Logarithmic functions, such as the natural logarithm function involved in the expression \(y = \ln(3x - 5)\), are known for their unique properties related to continuity. By definition, a logarithmic function is continuous wherever its argument is positive. This is because the logarithm is only defined for positive numbers, ensuring smooth and unbroken behavior in its output.

For the given function \(y = \ln(3x - 5)\), continuity is observed where \(3x - 5 > 0\). To find the interval, solve the inequality: \(3x > 5\), leading to \(x > \frac{5}{3}\). This means that the function is continuous for all \(x\) values greater than \(\frac{5}{3}\).

When applying the Mean Value Theorem, it's crucial to select a closed interval \([a, b]\) such that both \(a\) and \(b\) are greater than \(\frac{5}{3}\).
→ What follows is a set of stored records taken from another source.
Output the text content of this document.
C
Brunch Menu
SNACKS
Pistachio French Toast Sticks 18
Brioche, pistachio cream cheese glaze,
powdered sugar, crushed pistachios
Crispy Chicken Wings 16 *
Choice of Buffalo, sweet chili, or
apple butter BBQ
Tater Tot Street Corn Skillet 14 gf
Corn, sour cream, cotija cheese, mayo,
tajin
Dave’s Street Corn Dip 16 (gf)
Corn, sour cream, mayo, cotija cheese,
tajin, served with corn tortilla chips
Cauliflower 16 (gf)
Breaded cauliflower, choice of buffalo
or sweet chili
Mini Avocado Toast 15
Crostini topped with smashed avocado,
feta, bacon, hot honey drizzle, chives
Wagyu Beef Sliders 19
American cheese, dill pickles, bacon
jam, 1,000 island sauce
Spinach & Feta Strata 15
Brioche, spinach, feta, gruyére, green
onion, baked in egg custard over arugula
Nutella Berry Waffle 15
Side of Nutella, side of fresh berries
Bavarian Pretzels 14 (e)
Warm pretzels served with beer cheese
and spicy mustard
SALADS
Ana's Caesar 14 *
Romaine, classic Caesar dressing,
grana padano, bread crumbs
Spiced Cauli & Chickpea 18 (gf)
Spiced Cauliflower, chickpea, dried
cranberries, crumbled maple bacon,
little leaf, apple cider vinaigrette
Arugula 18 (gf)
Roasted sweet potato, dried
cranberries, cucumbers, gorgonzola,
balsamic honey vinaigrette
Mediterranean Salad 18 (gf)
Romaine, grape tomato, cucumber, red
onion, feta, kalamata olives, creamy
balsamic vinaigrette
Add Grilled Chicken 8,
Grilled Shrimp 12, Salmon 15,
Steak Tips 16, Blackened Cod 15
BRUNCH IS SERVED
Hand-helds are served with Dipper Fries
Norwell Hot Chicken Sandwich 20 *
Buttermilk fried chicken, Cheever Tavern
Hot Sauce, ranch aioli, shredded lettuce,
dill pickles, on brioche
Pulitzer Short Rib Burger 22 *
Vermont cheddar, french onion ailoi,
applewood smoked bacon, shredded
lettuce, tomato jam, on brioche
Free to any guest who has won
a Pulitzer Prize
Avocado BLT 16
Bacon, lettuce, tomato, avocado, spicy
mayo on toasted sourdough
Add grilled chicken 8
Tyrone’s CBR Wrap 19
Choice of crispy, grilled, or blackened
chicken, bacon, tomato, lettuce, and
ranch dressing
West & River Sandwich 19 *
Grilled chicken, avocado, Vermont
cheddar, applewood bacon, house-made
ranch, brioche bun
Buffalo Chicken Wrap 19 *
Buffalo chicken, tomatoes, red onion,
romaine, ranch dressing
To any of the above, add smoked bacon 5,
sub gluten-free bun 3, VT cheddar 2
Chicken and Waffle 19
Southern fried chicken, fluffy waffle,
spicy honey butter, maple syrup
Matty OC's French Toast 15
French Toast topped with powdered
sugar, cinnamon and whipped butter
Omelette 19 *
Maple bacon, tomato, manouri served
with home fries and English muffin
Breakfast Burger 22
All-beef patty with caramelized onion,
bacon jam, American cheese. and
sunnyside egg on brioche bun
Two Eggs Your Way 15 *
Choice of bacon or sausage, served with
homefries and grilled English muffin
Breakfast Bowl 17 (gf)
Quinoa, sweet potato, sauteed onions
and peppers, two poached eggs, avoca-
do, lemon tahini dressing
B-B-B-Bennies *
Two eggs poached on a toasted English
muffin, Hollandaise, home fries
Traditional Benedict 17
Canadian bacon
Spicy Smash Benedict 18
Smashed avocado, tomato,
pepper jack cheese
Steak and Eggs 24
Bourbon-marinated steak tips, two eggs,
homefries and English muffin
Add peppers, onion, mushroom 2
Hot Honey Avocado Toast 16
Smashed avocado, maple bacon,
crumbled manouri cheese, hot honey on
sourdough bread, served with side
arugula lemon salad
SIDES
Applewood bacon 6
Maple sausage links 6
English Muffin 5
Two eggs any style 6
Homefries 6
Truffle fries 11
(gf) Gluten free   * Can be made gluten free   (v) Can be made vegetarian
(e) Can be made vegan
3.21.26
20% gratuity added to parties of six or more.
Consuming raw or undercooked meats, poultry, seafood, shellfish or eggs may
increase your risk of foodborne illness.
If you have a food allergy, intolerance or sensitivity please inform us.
This ensures the function is continuous throughout the entire interval, a necessary condition for the theorem.

Differentiability refers to the existence of a derivative at each point in an interval, confirming smoothness and no abrupt changes or corners. A function is differentiable in an open interval if you can calculate a derivative at every point within it.

For the logarithmic function \(y = \ln(3x - 5)\), its derivative is determined as \(y' = \frac{3}{3x - 5}\). The derivative is well-defined anywhere the logarithm is continuous, that is, when \(x > \frac{5}{3}\). This means the function is differentiable for any \(x\) greater than \(\frac{5}{3}\).

Hence, for the Mean Value Theorem to apply, choose an open interval \((a, b)\) where both \(a > \frac{5}{3}\) and \(b > \frac{5}{3}\). This ensures the function is differentiable over the entire interval, an essential requirement for employing the theorem.

The Mean Value Theorem applies to functions that are continuous on a closed interval and differentiable on the open interval contained within it. Understanding when it can be used is crucial for deriving meaningful results.

For \(y = \ln(3x - 5)\), the intervals where the Mean Value Theorem holds are determined by both its continuity and differentiability. From the information derived:

• The function is continuous for \(x > \frac{5}{3}\).
• It is also differentiable on this same condition.

Therefore, the Mean Value Theorem can be applied on any closed interval \([a, b]\) where \(a > \frac{5}{3}\) and \(b > \frac{5}{3}\). Here, continuity and differentiability conditions align perfectly, allowing proper application of the theorem. The chosen interval must not include points where \(x \leq \frac{5}{3}\) because the function would not meet the necessary conditions at those points.